What do you find most exciting in contemporary culture?
Being able to see things on my computer. Getting access to libraries this last year has been difficult (duh) but it's amazing to me how much has been scanned and archived. God bless the Bibliothèque nationale de France and the Met - so much material perfectly photographed and labelled.

What thoughts occupy you currently?
Is it bad to eat cheese at every meal?

What was the first piece of cultural work that really mattered to you?
Pingu, then Titian.
The last work that mattered to me is a large hanging almanac by a young artist that my sister Alma introduced me to. He’s called Simone Carraro and he just graduated from the art school in Venice. Simone uses a lot of folklore and medieval imagery in his work. He's interested in the Venetian lagoon—its history, structure and what it gives/takes from the city. For the calendar he painted a local custom/natural phenomenon for each month, for example the pesce go which are eaten in March and two cultish witches for October.
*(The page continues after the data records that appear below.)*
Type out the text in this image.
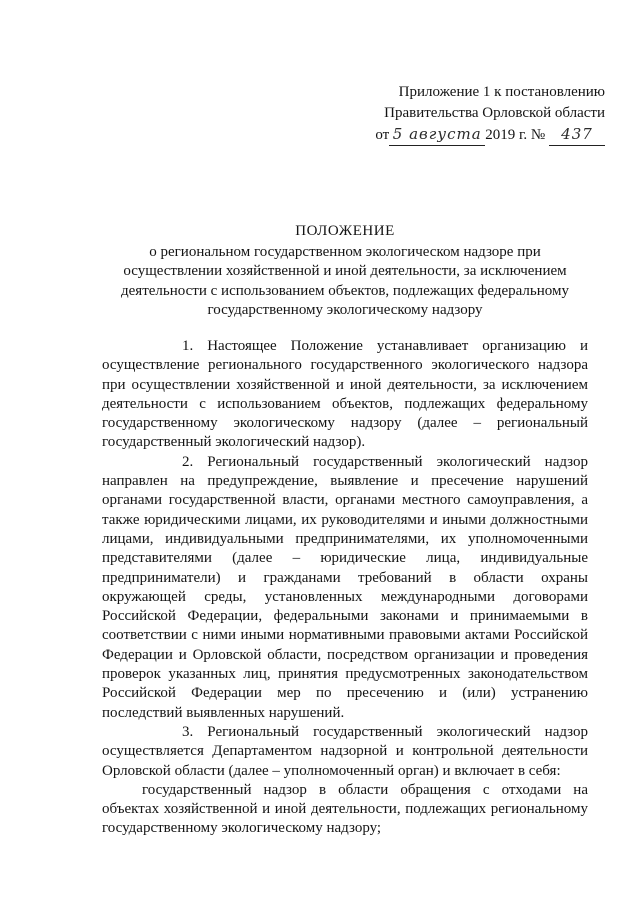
Приложение 1 к постановлению
Правительства Орловской области
от 5 августа 2019 г. № 437
ПОЛОЖЕНИЕ
о региональном государственном экологическом надзоре при
осуществлении хозяйственной и иной деятельности, за исключением
деятельности с использованием объектов, подлежащих федеральному
государственному экологическому надзору

1. Настоящее Положение устанавливает организацию и осуществление регионального государственного экологического надзора при осуществлении хозяйственной и иной деятельности, за исключением деятельности с использованием объектов, подлежащих федеральному государственному экологическому надзору (далее – региональный государственный экологический надзор).

2. Региональный государственный экологический надзор направлен на предупреждение, выявление и пресечение нарушений органами государственной власти, органами местного самоуправления, а также юридическими лицами, их руководителями и иными должностными лицами, индивидуальными предпринимателями, их уполномоченными представителями (далее – юридические лица, индивидуальные предприниматели) и гражданами требований в области охраны окружающей среды, установленных международными договорами Российской Федерации, федеральными законами и принимаемыми в соответствии с ними иными нормативными правовыми актами Российской Федерации и Орловской области, посредством организации и проведения проверок указанных лиц, принятия предусмотренных законодательством Российской Федерации мер по пресечению и (или) устранению последствий выявленных нарушений.

3. Региональный государственный экологический надзор осуществляется Департаментом надзорной и контрольной деятельности Орловской области (далее – уполномоченный орган) и включает в себя:

государственный надзор в области обращения с отходами на объектах хозяйственной и иной деятельности, подлежащих региональному государственному экологическому надзору;
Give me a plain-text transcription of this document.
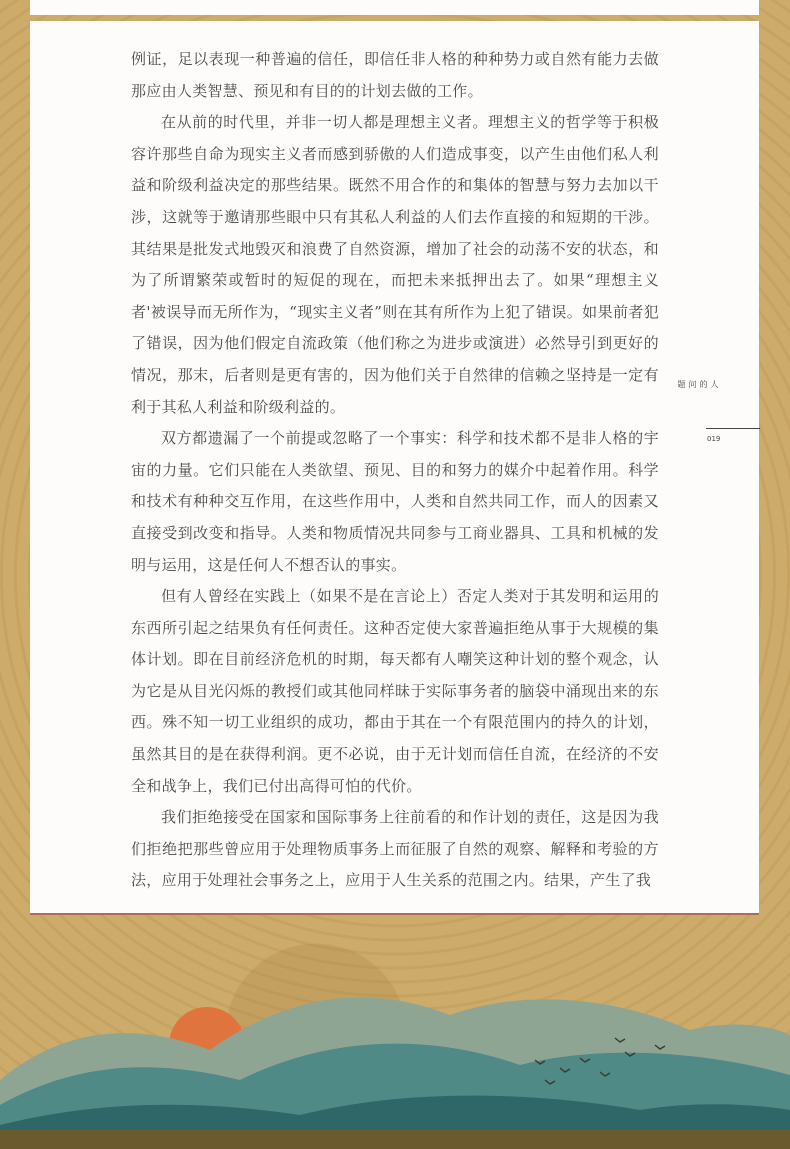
例证，足以表现一种普遍的信任，即信任非人格的种种势力或自然有能力去做那应由人类智慧、预见和有目的的计划去做的工作。

在从前的时代里，并非一切人都是理想主义者。理想主义的哲学等于积极容许那些自命为现实主义者而感到骄傲的人们造成事变，以产生由他们私人利益和阶级利益决定的那些结果。既然不用合作的和集体的智慧与努力去加以干涉，这就等于邀请那些眼中只有其私人利益的人们去作直接的和短期的干涉。其结果是批发式地毁灭和浪费了自然资源，增加了社会的动荡不安的状态，和为了所谓繁荣或暂时的短促的现在，而把未来抵押出去了。如果“理想主义者'被误导而无所作为，“现实主义者”则在其有所作为上犯了错误。如果前者犯了错误，因为他们假定自流政策（他们称之为进步或演进）必然导引到更好的情况，那末，后者则是更有害的，因为他们关于自然律的信赖之坚持是一定有利于其私人利益和阶级利益的。

双方都遗漏了一个前提或忽略了一个事实：科学和技术都不是非人格的宇宙的力量。它们只能在人类欲望、预见、目的和努力的媒介中起着作用。科学和技术有种种交互作用，在这些作用中，人类和自然共同工作，而人的因素又直接受到改变和指导。人类和物质情况共同参与工商业器具、工具和机械的发明与运用，这是任何人不想否认的事实。

但有人曾经在实践上（如果不是在言论上）否定人类对于其发明和运用的东西所引起之结果负有任何责任。这种否定使大家普遍拒绝从事于大规模的集体计划。即在目前经济危机的时期，每天都有人嘲笑这种计划的整个观念，认为它是从目光闪烁的教授们或其他同样昧于实际事务者的脑袋中涌现出来的东西。殊不知一切工业组织的成功，都由于其在一个有限范围内的持久的计划，虽然其目的是在获得利润。更不必说，由于无计划而信任自流，在经济的不安全和战争上，我们已付出高得可怕的代价。

我们拒绝接受在国家和国际事务上往前看的和作计划的责任，这是因为我们拒绝把那些曾应用于处理物质事务上而征服了自然的观察、解释和考验的方法，应用于处理社会事务之上，应用于人生关系的范围之内。结果，产生了我

人的问题
019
What do you still wish to learn?
How to predict what’s going to happen in a thriller.

What is still a mystery?
How it took until the early 15th-century for artists to work out correct linear perspective. Somebody pointed this out to me last year and when you think about it, it is amazing to think that it took us that long to get it right.
I am also confused by boys that eat burgers all day and don’t get fat. And people with unadulterated straight teeth.

Where is happiness found?
Noise-cancelling headphones.

What do you see outside your window?
In NY, primary school kids playing tag in the playground. They make nice chalk drawings too, which I can see from my bedroom window. In Rome, cobalt blue skies and the man in the window across from me who smokes a cigarette shirtless every morning.

What do you find humorous?
The stories that children come up with.

What are you working on at the moment?
I started a non-profit a few months ago with my friend/artist Oscar Tiné. We asked eight NY-based artists to donate works to benefit local charities of their choice. Lorna Simpson made a collage to support Until Freedom, an incredible social justice organization that advocates and works to address systematic and racial injustice. Stephen Shore‘s photo of an NY diner will benefit in-need students in the photography program at Bard College. Hiroshi Sugimoto, Louise Lawler, Rirkrit Tiravanija, Rachel Rose, Kembra Pfahler and Pamela Hanson are also all participating in our initiative. They each selected a local charity dear to them and showed incredible generosity by donating works to benefit these great NY causes.
Oscar and I started working on ARTISTS SUPPORT when Covid hit and we wanted to help our city. We wanted to do something 100% charitable and we are so lucky that some of our heroes wanted to take part. Our NY sale closes next month and we're bringing the project to London and LA next.